Waiting for a better bound in nonequilibrium thermodynamics

I've been keenly interested in nonequilibrium thermodynamics for a while, ever since graduate school. Originally, my idea for being interested was based on the idea that it provided insight into biology. This is not a bad idea-- the minimal cortical wiring hypothesis says that neural systems minimize cortical wiring while retaining function. Why would they do that? Well, the usual reason is that the brain of the child has to fit through the mother's vagina, but you could also cite timing delays as being costly for computational reasons and also cite energy considerations. And in fact, there is a paper by Hausenstaub that suggests that energy minimization is crucial when deciding what kinds of channel densities and kinetic parameters still produced action potentials in neurons. And I have an unpublished manuscript (still in my advisor Mike DeWeese's hands) that suggests that eye movements are driven by energy considerations ala visuomotor optimization theory reinterpreted-- maybe.

However, I have been somewhat sad at the match between nonequilibrium thermodynamics and biophysics. Basically, the question is this: do Landauer-like bounds matter? A long time ago, Landauer proposed that there was a fundamental limit on the energy efficiency of engineered systems. This limit is far from being obtained. But you might hope that evolved systems have attained this limit, or something like it. There is some evidence that biology is somewhat close to the limit, but the evidence is sparse and could be easily reinterpreted as not being that close. We are about half an order of magnitude off of the actual nonequilibrium thermodynamic bound in bacterial chemotaxis systems, in simple Hill molecule receptors, with a match to an improved nonequilibrium thermodynamic bound being given with networks that I am not sure are biologically realistic. There is a seeming match with Drosophila, which tends to have surprisingly optimal information-theoretic characteristics, and also with chemosensory systems again. I am sure I'm missing many references, and please do leave a comment if you notice a missing reference so I can include it.
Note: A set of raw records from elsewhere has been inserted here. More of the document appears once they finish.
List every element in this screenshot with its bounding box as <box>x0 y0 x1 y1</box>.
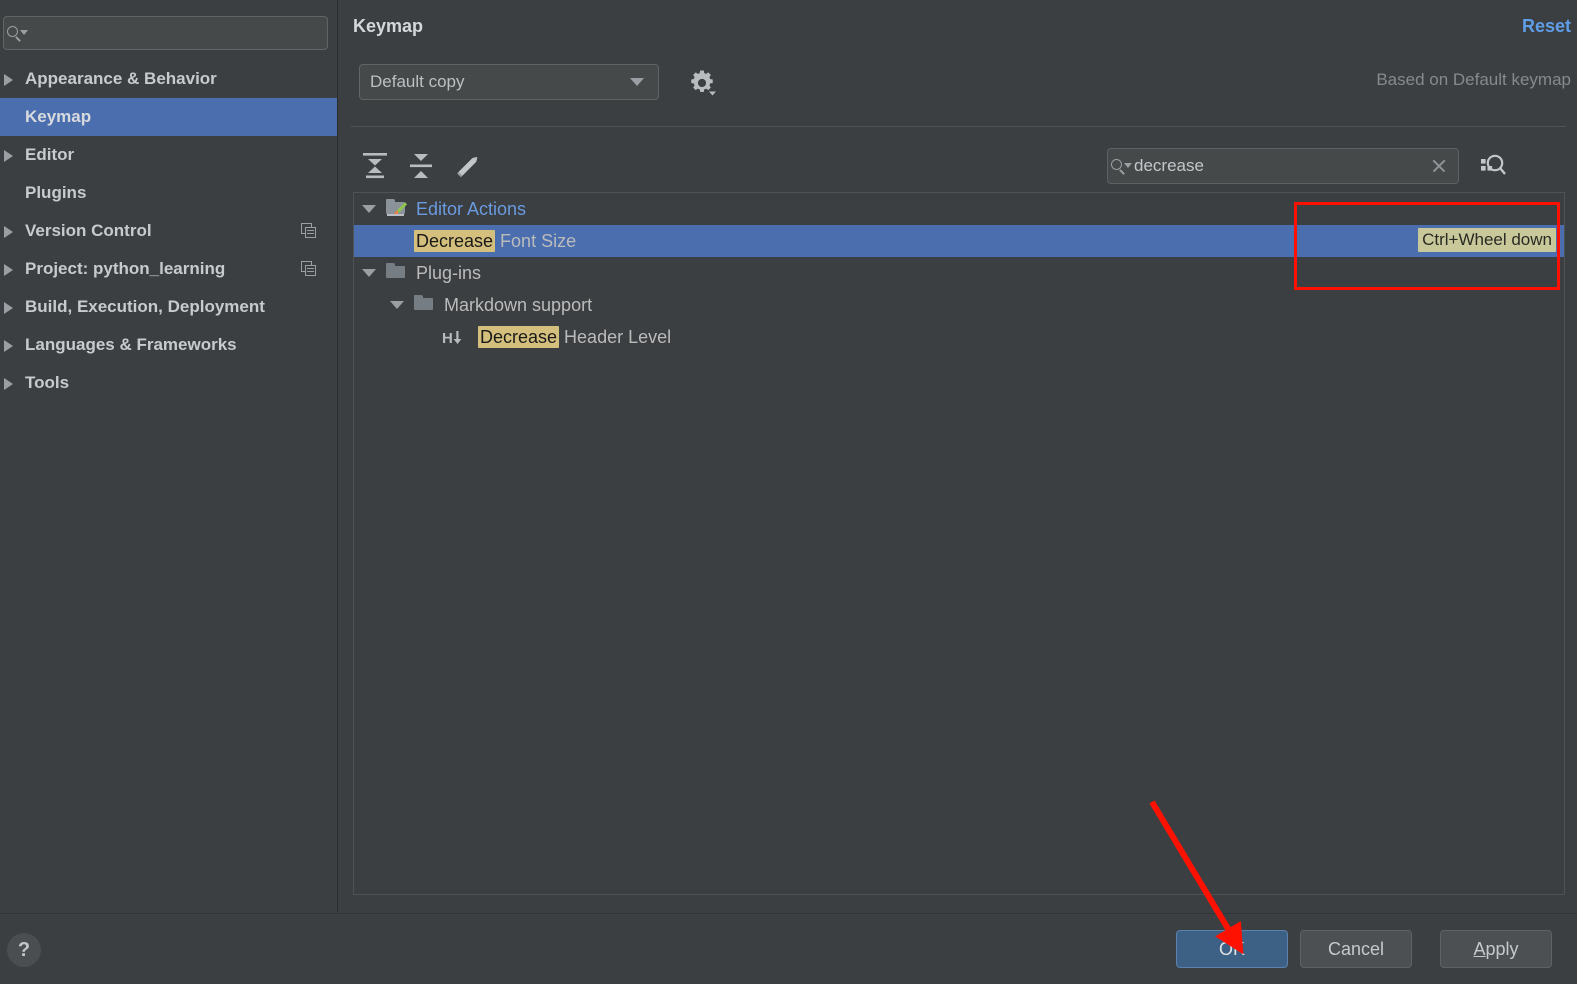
tree-row[interactable]: Editor Actions <box>354 193 1564 225</box>
gear-icon <box>691 70 716 96</box>
keymap-search-input[interactable] <box>1134 156 1426 176</box>
apply-label-rest: pply <box>1485 938 1519 959</box>
tree-row[interactable]: H Decrease Header Level <box>354 321 1564 353</box>
sidebar-item-label: Keymap <box>25 107 92 126</box>
sidebar-search-input[interactable] <box>28 24 327 42</box>
tree-row[interactable]: Decrease Font Size Ctrl+Wheel down <box>354 225 1564 257</box>
settings-sidebar: Appearance & Behavior Keymap Editor Plugins… <box>0 0 338 912</box>
tree-row-label-text: Font Size <box>495 230 577 251</box>
tree-row-label: Plug-ins <box>416 263 481 284</box>
ok-button[interactable]: OK <box>1176 930 1288 968</box>
search-match-highlight: Decrease <box>478 325 560 348</box>
reset-link[interactable]: Reset <box>1522 16 1571 37</box>
collapse-all-button[interactable] <box>399 146 445 186</box>
search-match-highlight: Decrease <box>414 229 496 252</box>
sidebar-item-editor[interactable]: Editor <box>0 136 337 174</box>
sidebar-list: Appearance & Behavior Keymap Editor Plugins… <box>0 60 337 402</box>
editor-actions-folder-icon <box>386 199 410 219</box>
chevron-down-icon[interactable] <box>390 301 404 309</box>
sidebar-item-tools[interactable]: Tools <box>0 364 337 402</box>
search-icon <box>1110 158 1132 175</box>
tree-row[interactable]: Markdown support <box>354 289 1564 321</box>
sidebar-item-label: Tools <box>25 373 70 392</box>
based-on-keymap-label: Based on Default keymap <box>1376 70 1571 89</box>
sidebar-item-build-execution-deployment[interactable]: Build, Execution, Deployment <box>0 288 337 326</box>
settings-dialog: Appearance & Behavior Keymap Editor Plugins… <box>0 0 1577 984</box>
search-icon <box>6 25 28 42</box>
keymap-select[interactable]: Default copy <box>359 64 659 100</box>
keymap-actions-tree[interactable]: Editor Actions Decrease Font Size Ctrl+Whe… <box>353 192 1565 895</box>
pencil-icon <box>457 156 478 178</box>
apply-mnemonic: A <box>1473 938 1486 959</box>
apply-button[interactable]: Apply <box>1440 930 1552 968</box>
sidebar-item-label: Build, Execution, Deployment <box>25 297 265 316</box>
expand-all-button[interactable] <box>353 146 399 186</box>
tree-row-label-text: Header Level <box>559 326 672 347</box>
dialog-button-bar: ? OK Cancel Apply <box>0 913 1577 984</box>
chevron-right-icon[interactable] <box>4 264 13 276</box>
tree-toolbar <box>353 146 491 186</box>
chevron-right-icon[interactable] <box>4 74 13 86</box>
tree-row-label: Decrease Header Level <box>478 325 672 348</box>
copy-settings-icon[interactable] <box>301 223 317 239</box>
chevron-right-icon[interactable] <box>4 150 13 162</box>
shortcut-badge: Ctrl+Wheel down <box>1418 228 1556 252</box>
sidebar-item-keymap[interactable]: Keymap <box>0 98 337 136</box>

This may look promising. To me, it's interesting what we need to do to get rid of the half an order of magnitude mismatch. Now, half an order of magnitude is not much. Our biological models are not sufficiently good that half an order of magnitude means much to me, so the half an order of magnitude basically has error bars the size of half an order of magnitude because we just don't understand biology. But beyond that, we should have more examples of biology meeting nonequilibrium thermodynamic bounds. I think we can get there by incorporating more and more constraints into the bounds. For example, incorporate the modularity of a network, and you get a tighter bound on energy dissipation.

I want to use nonequilibrium thermodynamic bounds in my research, but haven't for a while. I just need better bounds with more constraints incorporated. Does the network you're studying have modularity or some degree distribution? Are there hidden states? Is it trying to do multiple things at once with a performance metric for each, e.g. not just Berg-Purcell extended but Berg-Purcell revisited so that we are trying to not just estimate concentrations but predict something about them as well at the same time? Is the environment fluctuating and memoryful, which was one way in which the Berg-Purcell limit was extended?

I'm going to talk to a real expert on this stuff in a few months and will update this post then to reflect any additional links. Please do comment if there are links I've missed while being out of the field for years. I am quite curious.